By July, as the number of deaths continued to fall, PHE reported significantly more deaths than those collated weekly by the Office for National Statistics from death certificates. Concerns were raised – by the Centre for Evidence-Based Medicine and others – that PHE's figures were over-estimates, since they included anyone who had a positive COVID-19 test, no matter how long ago. On 12 August it was agreed to publish the numbers of deaths within 28 days of a positive test, as was already done by other UK administrations. The cumulative total was recalculated as 41,329, a 12% decrease. John Newton, a PHE director, wrote that the method established in April was designed to avoid undercounting, and that PHE always intended to review the approach as the pandemic progressed.

=== Handling of test results ===
On 2 October 2020, it was realised that almost 16,000 COVID-19 test results received by PHE from commercial laboratories since 25 September had not been loaded into dashboards or passed to the outsourced Test and Trace operation (notifications of test results to individuals were not affected). PHE retrieved the missing results after determining that the cause was ill-thought-out use of Microsoft's Excel software. Matt Hancock, Health Secretary, said in Parliament that the error "should never have happened". The following month, economists at the University of Warwick estimated that the delayed contact tracing led to more than 125,000 additional infections and 1,500 deaths, although PHE disputed their findings.

==Criticism and other published comment==
Public Health England has been criticised for downplaying mental health within its overall resourcing and agenda; in 2011 the Royal College of Psychiatrists, commenting on the plan to create PHE, stated its concern that there appeared to be "few, or no, commitments or resources within either the Department of Health or Public Health England to take the public mental health agenda forward".

The agency was criticised by Professor Martin McKee in January 2014. He said that continuing health inequalities among London boroughs were a scandal, and claimed coalition reforms had left it unclear who was supposed to analyse health data and tackle the problems highlighted.

The agency was criticised by The Lancet for allegedly using weak evidence in a review of electronic cigarettes to endorse an estimate that e-cigarette use is 95% less hazardous than smoking: "it is on this extraordinarily flimsy foundation that PHE based the major conclusion and message of its report" ... this "raises serious questions not only about the conclusions of the PHE report, but also about the quality of the agency's peer review process." Authors of the PHE report subsequently published a document clarifying that their endorsement of the 95% claim did not stand on the single study criticised in The Lancet, but on their broad review of toxicological evidence.
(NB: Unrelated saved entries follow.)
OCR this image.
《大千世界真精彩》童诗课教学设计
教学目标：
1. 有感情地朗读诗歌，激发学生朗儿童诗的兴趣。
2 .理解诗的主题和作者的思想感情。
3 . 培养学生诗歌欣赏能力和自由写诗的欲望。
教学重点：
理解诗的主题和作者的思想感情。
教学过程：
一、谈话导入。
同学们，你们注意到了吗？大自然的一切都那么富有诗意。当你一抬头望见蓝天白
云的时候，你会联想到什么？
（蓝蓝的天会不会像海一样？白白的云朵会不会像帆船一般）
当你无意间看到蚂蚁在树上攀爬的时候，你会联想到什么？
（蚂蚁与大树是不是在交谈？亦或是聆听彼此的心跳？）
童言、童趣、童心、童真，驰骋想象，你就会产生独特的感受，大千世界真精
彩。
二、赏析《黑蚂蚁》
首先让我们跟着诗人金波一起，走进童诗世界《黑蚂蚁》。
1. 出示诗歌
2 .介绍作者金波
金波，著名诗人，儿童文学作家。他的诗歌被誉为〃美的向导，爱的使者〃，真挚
The agency has also been criticised for "serious questions about transparency and conflicts of interest" regarding this review, that PHE's response "did not even begin to address the various relationships and funding connections" in question, and that this "adds to questions about the credibility of the organisation's advice". Scientific evidence accumulated since has cast further doubt on PHE's claim.

A 2017 question in the House of Lords revealed that a position underpinning UK Government policy, namely "that well run and regulated modern municipal waste incinerators are not a significant risk to public health remains valid", was asserted in advance of the results having been obtained from a study commissioned by Public Health England to answer the question whether municipal waste incinerators did, in fact, constitute a significant risk to public health.